The Advertiser reported that even though business was interrupted by the protesters, Kentville merchants “accepted the picketing in good grace.” However, while it was raucous while it lasted, the strike fizzled out in a couple of days.  While valiant, the effort by kids of the town to hold the price of chocolate bars at five cents was an exercise in futility; the price went up and five cent chocolate bars were no more.

But there’s more to the story.

To start with, the kids of Kentville didn’t come up with the idea of protesting the price hike on their own.  Adults obviously were behind it.

Earlier that year the federal government published notices across the country warning the public there would be no price gouging and the War Measures Act was still in force.  In the notice the government published a list of goods and services “on which a legal maximum price remains in force under the provisions of the Wartime Prices and Trade Regulations.”

Guess what was on the list of goods with fixed prices (and I quote):  Sugar, candy, confectionery and caramel; cacao beans, cocoa butter; cocoa and chocolate.

It’s an easy step to surmise that any product containing sugar and cocoa was subject to strict wartime price controls, which were still in effect in 1947.  This would include chocolate bars which had been selling all through most of the war years for five cents each.  Thus increasing the price of chocolate bars might have seemed illegal, or at least borderline illegal.

Anyway, youths in Kentville were riled up over the price increase, and reports The Advertiser, “there was no atmosphere of kidding on the part of the youngsters.”  They were deadly in earnest, the paper says and weren’t appeased, even when a notice appeared in a provincial daily explaining why the price of bars had increased.  “They did not want reasons,” said The Advertiser; “they wanted five cent bars.”

Who rallied the kids?  Probably it was adults smarting from wartime rationing and wartime price fixing.  What better and what sneakier way to stir up the public over rationing and firmly set prices by rallying the kids.  The war was long over but gas, sugar, butter, etc., was still being rationed and merchants still had to follow government guidelines on what they could charge for their merchandise.

Need evidence that adults were behind the protest?  The Advertiser noted that the idea of a “candy buying strike” had started in Vancouver a few weeks earlier and had spread across Canada.  In other words, the youths of Kentville were participating in a nation-wide protest.

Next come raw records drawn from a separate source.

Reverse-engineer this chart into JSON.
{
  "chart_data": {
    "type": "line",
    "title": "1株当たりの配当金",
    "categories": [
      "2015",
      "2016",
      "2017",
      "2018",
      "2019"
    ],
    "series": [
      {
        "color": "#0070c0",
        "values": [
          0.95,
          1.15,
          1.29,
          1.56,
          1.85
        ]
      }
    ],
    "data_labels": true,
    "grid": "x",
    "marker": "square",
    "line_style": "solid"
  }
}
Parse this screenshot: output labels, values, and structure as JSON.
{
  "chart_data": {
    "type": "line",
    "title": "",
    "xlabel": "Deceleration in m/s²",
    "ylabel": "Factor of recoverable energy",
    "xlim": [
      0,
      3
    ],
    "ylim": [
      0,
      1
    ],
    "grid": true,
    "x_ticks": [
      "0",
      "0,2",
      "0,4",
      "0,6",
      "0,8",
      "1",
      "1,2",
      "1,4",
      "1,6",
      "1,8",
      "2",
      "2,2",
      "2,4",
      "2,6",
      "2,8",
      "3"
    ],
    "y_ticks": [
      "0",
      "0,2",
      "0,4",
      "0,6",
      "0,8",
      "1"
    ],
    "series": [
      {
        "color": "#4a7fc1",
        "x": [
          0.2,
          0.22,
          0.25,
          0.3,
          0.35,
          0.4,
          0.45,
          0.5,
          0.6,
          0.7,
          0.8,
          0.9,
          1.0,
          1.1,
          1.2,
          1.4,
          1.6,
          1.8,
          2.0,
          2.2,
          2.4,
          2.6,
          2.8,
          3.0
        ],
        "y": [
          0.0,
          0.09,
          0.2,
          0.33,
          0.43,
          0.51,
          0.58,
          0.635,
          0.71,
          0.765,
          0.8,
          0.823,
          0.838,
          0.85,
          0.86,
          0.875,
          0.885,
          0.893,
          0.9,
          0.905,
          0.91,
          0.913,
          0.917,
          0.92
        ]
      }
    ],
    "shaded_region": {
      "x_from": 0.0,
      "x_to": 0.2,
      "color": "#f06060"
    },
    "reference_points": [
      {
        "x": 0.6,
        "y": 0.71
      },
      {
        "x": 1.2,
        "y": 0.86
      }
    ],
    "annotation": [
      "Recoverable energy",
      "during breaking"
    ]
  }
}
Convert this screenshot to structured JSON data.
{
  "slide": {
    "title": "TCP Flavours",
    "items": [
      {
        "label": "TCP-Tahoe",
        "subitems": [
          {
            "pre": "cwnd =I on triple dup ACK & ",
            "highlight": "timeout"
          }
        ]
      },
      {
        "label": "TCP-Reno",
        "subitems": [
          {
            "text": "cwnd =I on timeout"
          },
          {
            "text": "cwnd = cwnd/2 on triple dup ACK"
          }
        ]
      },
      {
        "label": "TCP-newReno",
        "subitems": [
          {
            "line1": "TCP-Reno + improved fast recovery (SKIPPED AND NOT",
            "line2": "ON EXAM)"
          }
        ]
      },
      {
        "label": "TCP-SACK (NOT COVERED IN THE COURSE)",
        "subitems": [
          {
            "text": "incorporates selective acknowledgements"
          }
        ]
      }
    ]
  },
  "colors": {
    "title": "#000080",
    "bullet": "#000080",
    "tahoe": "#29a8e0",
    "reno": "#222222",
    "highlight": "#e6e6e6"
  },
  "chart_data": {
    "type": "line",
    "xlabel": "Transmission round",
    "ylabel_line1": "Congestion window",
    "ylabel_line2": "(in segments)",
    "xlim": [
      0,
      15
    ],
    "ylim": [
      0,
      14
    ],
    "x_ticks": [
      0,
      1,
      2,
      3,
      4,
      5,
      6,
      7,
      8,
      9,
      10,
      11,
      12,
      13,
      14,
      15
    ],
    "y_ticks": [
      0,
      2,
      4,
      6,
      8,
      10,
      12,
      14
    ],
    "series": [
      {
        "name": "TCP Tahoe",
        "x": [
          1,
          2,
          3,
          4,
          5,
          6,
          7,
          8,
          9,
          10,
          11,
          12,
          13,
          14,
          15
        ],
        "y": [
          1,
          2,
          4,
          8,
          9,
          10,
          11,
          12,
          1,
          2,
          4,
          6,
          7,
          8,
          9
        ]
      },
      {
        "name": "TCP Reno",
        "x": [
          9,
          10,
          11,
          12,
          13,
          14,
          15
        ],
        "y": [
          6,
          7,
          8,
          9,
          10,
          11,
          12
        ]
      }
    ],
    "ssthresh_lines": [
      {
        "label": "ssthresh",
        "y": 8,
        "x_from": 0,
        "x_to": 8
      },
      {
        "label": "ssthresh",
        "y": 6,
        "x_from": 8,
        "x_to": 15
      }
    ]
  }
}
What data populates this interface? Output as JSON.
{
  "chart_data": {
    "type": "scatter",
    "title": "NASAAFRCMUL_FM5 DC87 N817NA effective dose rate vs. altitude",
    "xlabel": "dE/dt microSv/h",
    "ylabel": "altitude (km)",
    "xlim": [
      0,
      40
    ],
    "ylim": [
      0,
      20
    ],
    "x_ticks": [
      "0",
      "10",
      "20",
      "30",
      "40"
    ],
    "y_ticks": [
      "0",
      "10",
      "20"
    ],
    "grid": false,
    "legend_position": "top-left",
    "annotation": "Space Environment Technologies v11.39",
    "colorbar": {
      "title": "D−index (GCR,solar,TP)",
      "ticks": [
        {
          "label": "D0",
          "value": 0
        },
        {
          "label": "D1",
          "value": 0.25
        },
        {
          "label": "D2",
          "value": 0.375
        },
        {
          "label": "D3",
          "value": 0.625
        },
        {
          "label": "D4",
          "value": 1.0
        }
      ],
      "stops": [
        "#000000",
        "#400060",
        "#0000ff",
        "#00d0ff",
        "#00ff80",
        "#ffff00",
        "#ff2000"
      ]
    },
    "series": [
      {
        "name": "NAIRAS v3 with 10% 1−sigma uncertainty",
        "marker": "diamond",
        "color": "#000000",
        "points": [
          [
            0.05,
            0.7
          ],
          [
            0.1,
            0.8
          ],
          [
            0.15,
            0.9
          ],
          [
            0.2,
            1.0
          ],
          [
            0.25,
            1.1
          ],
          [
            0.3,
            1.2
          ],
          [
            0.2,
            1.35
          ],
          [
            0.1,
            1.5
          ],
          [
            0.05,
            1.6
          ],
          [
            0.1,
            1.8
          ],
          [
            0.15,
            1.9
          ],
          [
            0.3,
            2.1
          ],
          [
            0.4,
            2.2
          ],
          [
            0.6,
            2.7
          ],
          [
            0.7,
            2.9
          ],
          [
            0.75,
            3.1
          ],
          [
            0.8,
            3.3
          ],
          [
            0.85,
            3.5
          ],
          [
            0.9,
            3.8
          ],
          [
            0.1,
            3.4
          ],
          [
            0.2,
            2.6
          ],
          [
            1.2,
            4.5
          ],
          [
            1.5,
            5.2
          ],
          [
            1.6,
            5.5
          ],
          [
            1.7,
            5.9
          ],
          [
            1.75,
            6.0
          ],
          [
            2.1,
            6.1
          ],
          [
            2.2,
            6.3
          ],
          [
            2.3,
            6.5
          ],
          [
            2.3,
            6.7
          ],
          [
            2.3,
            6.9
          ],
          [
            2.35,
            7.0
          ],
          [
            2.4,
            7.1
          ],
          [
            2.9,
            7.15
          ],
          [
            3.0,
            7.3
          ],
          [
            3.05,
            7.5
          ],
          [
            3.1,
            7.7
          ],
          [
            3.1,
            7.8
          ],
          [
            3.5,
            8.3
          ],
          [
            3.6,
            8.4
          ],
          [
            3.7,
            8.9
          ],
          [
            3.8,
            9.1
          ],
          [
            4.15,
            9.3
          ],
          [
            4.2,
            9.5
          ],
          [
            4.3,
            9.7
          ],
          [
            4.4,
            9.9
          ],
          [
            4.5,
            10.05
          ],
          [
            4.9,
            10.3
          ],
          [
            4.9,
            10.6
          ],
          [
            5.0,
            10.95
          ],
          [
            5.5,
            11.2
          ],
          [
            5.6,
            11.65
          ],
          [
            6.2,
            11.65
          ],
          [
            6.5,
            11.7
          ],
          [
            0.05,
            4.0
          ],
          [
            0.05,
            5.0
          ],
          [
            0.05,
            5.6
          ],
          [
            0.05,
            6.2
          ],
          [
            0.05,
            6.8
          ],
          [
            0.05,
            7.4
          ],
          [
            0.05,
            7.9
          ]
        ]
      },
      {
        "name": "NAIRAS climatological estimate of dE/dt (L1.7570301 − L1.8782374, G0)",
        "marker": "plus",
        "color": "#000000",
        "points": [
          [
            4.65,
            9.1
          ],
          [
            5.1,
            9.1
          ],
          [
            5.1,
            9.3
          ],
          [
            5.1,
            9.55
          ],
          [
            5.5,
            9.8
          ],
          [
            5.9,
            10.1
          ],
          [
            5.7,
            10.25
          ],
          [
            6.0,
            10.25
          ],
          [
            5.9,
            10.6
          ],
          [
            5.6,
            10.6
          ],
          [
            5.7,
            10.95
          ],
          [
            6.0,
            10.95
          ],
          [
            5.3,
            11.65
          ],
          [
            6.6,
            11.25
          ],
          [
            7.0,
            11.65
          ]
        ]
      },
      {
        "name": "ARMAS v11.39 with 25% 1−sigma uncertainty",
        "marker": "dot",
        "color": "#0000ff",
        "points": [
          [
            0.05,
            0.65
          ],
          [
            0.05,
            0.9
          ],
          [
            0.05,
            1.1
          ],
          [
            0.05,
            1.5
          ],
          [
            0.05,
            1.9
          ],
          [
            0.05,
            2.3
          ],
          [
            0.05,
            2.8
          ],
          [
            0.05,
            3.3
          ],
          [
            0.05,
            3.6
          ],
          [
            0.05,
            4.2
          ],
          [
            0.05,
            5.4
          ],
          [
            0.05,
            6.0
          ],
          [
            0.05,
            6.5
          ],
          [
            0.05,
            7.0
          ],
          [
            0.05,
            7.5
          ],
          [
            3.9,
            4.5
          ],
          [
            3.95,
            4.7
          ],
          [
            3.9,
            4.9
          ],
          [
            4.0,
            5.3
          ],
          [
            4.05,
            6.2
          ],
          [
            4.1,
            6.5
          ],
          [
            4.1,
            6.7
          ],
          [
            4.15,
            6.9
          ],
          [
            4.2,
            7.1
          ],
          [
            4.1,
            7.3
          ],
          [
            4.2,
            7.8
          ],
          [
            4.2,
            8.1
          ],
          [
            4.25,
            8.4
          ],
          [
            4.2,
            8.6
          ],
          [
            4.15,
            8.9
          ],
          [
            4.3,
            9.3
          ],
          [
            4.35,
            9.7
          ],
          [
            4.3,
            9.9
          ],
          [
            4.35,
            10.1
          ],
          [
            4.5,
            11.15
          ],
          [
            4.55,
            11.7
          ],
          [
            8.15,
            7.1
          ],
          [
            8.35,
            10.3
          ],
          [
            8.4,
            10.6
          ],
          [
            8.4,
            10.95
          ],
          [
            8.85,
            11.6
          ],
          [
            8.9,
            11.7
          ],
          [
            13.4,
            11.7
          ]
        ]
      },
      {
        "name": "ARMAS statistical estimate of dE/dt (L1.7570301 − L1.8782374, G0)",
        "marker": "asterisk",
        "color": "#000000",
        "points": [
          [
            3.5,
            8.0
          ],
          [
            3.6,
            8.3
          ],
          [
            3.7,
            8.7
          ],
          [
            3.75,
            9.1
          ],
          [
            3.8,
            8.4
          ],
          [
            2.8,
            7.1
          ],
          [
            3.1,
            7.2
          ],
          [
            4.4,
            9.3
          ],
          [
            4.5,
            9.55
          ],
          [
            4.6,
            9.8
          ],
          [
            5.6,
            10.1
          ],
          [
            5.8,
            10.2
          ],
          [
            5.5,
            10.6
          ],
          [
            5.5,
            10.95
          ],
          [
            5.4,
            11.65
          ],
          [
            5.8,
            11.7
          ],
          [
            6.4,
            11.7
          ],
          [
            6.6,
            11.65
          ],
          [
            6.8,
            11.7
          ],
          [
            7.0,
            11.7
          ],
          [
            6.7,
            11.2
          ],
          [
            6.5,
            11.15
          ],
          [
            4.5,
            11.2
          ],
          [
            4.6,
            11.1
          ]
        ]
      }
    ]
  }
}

The protest rally that started in Kentville soon spread to other Valley towns.  The Advertiser noted that following the protest rally in Kentville, youths in the towns of Middleton and Windsor followed suit and held their own protest parades.

I have first hand memories of the Kentville protest, by the way, since I participated.  I was in the first year of my teens at the time and then a 25 cent piece would get you into an afternoon matinee and include a chocolate bar and a drink.

P.S.  Two years later the price of chocolate bars went up to ten cents.  No one protested, not out loud anyway.